For the past three and a half weeks, my son has been taking a summer class at Johnson State College. Aside from the fact that I’m impressed with his pluck (the class is General Chemistry, and it meets every morning from 8 AM to noon; next fall he’ll be entering his junior year of high school), I’m also impressed my dedication to helping him achieve this goal. Since my son doesn’t yet have his driver’s license, it’s my job to get him to class each day, then hang around for four hours until he’s ready to head home. With fuel flirting with four bucks a gallon it doesn’t make any sense to drive the twenty minutes back home, then go back and pick him up.
This isn’t as bad as it sounds. For starters, I’ve been able to use the time spent up in Morrisville (where the class is held) doing the things that everyone in Stowe does up in Morrisville: shop. Ironically, though Stowe bills itself as a great place for visitors to “shop,” the kind of shopping small innkeepers need to do (what I call survival shopping: supermarket stuff, farm and garden supplies, etc.) is better done in the blue collar setting ten miles north of here. If I need a new yoga outfit or special creams for my body, Stowe’s the right town; but when I need toilet paper and cheap plastic do-hickies, I head north.
Another benefit of being trapped in a different locale for the morning is that I’m close to the Community College of Vermont, where I teach. While I’m only teaching one class this summer, there’s still plenty of work (like reading essays), and I can go to CCV and use the instructor’s office (which is painfully air-conditioned) and plow through my work while I sip coffee.
And speaking of coffee (which I’ve begun drinking again after a 14-month hiatus; more on that in a future blog), when I’m done with CCV, I’m free to sample the local coffee shops offering free wi-fi. My favorite is the Bee’s Knees. It’s laid back and the coffee’s good. Plus I can look out the huge front windows at the morning bustle as it passes by. Another favorite is the Lovin Cup Cafe in Johnson. Located on the first floor of an old Victorian home, the place has the feel of someone’s living room, which makes it perfect for plunking down on one of the couches and answering emails.
But the best benefit of this arrangement is that I get to ride my road bike every day. As soon as I drop my son off, I change into my bike shorts and take my bike off its rack and hit the road. Biking in Vermont is a pleasure that can’t be overstated. It would be trite for me to waste this space talking about the barns and the cows and the babbling brooks I get to ride past every morning, or to wax philosophic with platitudes about the breathtaking views of the mountains, yadda yadda.
What’s more interesting is the intimate relationship I developed with the road and my bike. After three weeks of hard riding, my bike feels like an extension of my body. The feeling must be similar to what pilots feel with their planes: I just look where I want to go and my bike goes there. I’ve also become a connoisseur of macadam, asphalt, and other road surfaces. Averaging 12 to 15 miles per hour on a thin-tired bicycle requires concentration. While the views around me may be bucolic, most of my time is spent surveying the upcoming road for cracks, detritus, and roadkill. Nothing can ruin your day faster than running over a partially-flattened beaver. (Beaver carcasses are notoriously greasy--some say they’re slicker than owl shit, but I have my doubts--and greasy bike tires are unstable, to say the least.)
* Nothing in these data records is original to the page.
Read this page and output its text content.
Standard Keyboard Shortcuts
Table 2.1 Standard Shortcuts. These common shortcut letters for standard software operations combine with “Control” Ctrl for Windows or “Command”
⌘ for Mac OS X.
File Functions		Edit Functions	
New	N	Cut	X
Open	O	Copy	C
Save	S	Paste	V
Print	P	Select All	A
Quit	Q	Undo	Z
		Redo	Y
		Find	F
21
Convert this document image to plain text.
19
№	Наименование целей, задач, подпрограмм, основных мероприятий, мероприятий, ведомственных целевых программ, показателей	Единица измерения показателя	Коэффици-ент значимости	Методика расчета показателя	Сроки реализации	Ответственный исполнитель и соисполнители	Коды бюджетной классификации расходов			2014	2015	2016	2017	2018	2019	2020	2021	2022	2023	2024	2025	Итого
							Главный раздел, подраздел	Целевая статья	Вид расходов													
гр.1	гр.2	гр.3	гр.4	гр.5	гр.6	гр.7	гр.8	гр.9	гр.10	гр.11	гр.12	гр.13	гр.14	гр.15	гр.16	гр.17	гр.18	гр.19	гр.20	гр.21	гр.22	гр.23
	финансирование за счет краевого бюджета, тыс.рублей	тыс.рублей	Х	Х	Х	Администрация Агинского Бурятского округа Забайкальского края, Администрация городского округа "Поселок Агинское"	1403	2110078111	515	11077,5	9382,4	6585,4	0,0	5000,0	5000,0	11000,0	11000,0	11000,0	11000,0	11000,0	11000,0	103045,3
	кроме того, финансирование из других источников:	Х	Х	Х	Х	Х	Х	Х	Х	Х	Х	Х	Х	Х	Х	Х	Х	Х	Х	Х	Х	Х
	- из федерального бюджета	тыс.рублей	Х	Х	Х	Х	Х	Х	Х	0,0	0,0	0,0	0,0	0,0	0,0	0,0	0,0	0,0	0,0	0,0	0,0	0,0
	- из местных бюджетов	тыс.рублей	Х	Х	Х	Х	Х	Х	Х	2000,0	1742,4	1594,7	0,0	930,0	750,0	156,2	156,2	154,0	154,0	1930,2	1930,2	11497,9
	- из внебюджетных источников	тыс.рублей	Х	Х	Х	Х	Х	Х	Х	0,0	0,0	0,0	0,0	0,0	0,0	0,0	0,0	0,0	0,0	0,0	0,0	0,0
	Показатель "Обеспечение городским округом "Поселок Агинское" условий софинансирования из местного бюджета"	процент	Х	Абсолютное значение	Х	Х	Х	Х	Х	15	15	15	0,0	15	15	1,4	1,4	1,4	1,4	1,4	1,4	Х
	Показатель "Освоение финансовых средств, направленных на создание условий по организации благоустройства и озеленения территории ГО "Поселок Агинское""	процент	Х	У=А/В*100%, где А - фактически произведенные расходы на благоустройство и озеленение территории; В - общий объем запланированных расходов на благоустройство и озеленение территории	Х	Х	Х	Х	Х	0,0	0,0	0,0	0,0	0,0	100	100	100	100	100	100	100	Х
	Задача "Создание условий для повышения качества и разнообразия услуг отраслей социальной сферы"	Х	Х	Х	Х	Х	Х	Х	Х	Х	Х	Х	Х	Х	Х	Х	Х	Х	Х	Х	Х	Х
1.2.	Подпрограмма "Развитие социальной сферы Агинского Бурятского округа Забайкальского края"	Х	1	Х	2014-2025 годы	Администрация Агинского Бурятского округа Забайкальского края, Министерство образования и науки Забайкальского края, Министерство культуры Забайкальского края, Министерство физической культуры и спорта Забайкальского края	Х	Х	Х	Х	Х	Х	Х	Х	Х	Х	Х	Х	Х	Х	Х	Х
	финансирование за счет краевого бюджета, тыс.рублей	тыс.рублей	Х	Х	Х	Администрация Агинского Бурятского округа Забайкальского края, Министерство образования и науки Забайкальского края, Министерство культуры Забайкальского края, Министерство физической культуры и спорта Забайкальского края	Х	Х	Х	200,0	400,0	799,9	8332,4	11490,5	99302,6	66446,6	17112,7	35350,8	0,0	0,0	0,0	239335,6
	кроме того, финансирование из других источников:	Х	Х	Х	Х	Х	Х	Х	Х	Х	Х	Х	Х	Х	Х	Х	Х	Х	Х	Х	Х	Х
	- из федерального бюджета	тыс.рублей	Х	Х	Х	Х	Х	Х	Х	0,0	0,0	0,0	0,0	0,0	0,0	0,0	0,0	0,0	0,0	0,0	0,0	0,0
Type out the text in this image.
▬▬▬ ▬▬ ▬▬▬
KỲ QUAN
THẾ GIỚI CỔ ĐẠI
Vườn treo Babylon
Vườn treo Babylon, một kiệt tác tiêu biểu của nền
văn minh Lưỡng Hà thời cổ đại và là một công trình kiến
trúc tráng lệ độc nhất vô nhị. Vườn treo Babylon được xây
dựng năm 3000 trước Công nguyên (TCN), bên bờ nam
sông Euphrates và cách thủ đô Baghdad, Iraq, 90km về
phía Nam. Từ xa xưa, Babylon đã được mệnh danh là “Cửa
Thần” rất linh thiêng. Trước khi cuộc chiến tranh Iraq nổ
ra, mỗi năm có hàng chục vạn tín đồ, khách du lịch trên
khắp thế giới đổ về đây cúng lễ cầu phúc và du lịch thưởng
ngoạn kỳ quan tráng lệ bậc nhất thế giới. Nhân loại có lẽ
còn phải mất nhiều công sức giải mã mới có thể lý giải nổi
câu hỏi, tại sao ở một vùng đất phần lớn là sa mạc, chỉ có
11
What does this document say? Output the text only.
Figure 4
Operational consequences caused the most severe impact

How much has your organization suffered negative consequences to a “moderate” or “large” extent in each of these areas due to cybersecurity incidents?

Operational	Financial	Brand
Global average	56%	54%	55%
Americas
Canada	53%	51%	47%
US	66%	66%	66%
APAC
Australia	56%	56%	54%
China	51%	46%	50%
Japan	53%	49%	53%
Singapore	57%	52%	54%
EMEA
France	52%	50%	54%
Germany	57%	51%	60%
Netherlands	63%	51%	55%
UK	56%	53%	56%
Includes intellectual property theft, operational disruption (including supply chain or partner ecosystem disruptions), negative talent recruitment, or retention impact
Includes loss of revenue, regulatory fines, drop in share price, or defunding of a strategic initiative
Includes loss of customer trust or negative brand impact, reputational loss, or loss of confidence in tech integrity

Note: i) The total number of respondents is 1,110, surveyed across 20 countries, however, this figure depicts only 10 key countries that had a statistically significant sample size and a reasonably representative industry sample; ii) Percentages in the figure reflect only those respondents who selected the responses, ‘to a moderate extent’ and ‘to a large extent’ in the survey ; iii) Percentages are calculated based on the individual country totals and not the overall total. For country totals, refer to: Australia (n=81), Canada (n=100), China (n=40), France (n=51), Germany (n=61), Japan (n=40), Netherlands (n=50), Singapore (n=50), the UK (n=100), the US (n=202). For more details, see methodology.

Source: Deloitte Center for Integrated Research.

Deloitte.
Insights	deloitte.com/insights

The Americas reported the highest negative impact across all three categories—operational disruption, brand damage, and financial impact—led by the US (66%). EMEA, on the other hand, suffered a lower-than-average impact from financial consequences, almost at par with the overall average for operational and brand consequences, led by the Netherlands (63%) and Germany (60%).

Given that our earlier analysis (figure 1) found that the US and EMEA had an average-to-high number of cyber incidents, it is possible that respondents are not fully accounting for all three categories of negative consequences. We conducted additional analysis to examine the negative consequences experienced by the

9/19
While I managed to avoid the remains of various mammals and marsupials that decorated the verge (once I rode by a bloating deer corpse; a hundred yards later I rode past a festering coyote carcass; though I kept a sharp eye out, I never saw the third act of this roadside tragedy: the remains of someone wearing green plaid, holding a rifle), I did have a run-in with a jagged piece of steel that someone had carelessly tossed from a car window. The piece of metal looked like something from a medieval torture chamber, rusting and serrated. I managed to avoid it with my front tire, but it sliced open my back tire, and the resulting high-speed explosion nearly sent me under the treads of a passing oil truck. With no way to repair it--I needed a new tire, as well as an inner tube--I was forced to walk four miles back to my car.
Vermont roads are famous for other unexpected cycling hazards. While patches of sand can destabilize anything on two wheels instantly, my worst fear as a cyclists is the dreaded Wall of Manure. Farmer’s barns may look lovely on postcards and in magazines, but the cows that live there are busy turning grass into milk and manure, and on a hot day the scent of nature can form a physical obstruction as dangerous as any rotting body. To try and suck air precipitating cow dung after climbing a ferocious hill in the July heat is to experience something close to drowning. The body won’t allow it. Eyes water. Skin burns. Lungs seize. But the legs keep pumping, because to stop is to be swallowed up in the miasma.
My son’s class is over, so I’m back to biking from Stowe, and while it’s still a gorgeous place to cycle, I’ll miss my morning cows, my sandy turns, and my Smithsonian-caliber collection of North American fauna piled up on the side of the road. Oh--my son’s class? He got an A. I’ll burn fuel for that any day. Especially if I get to bike away my mornings.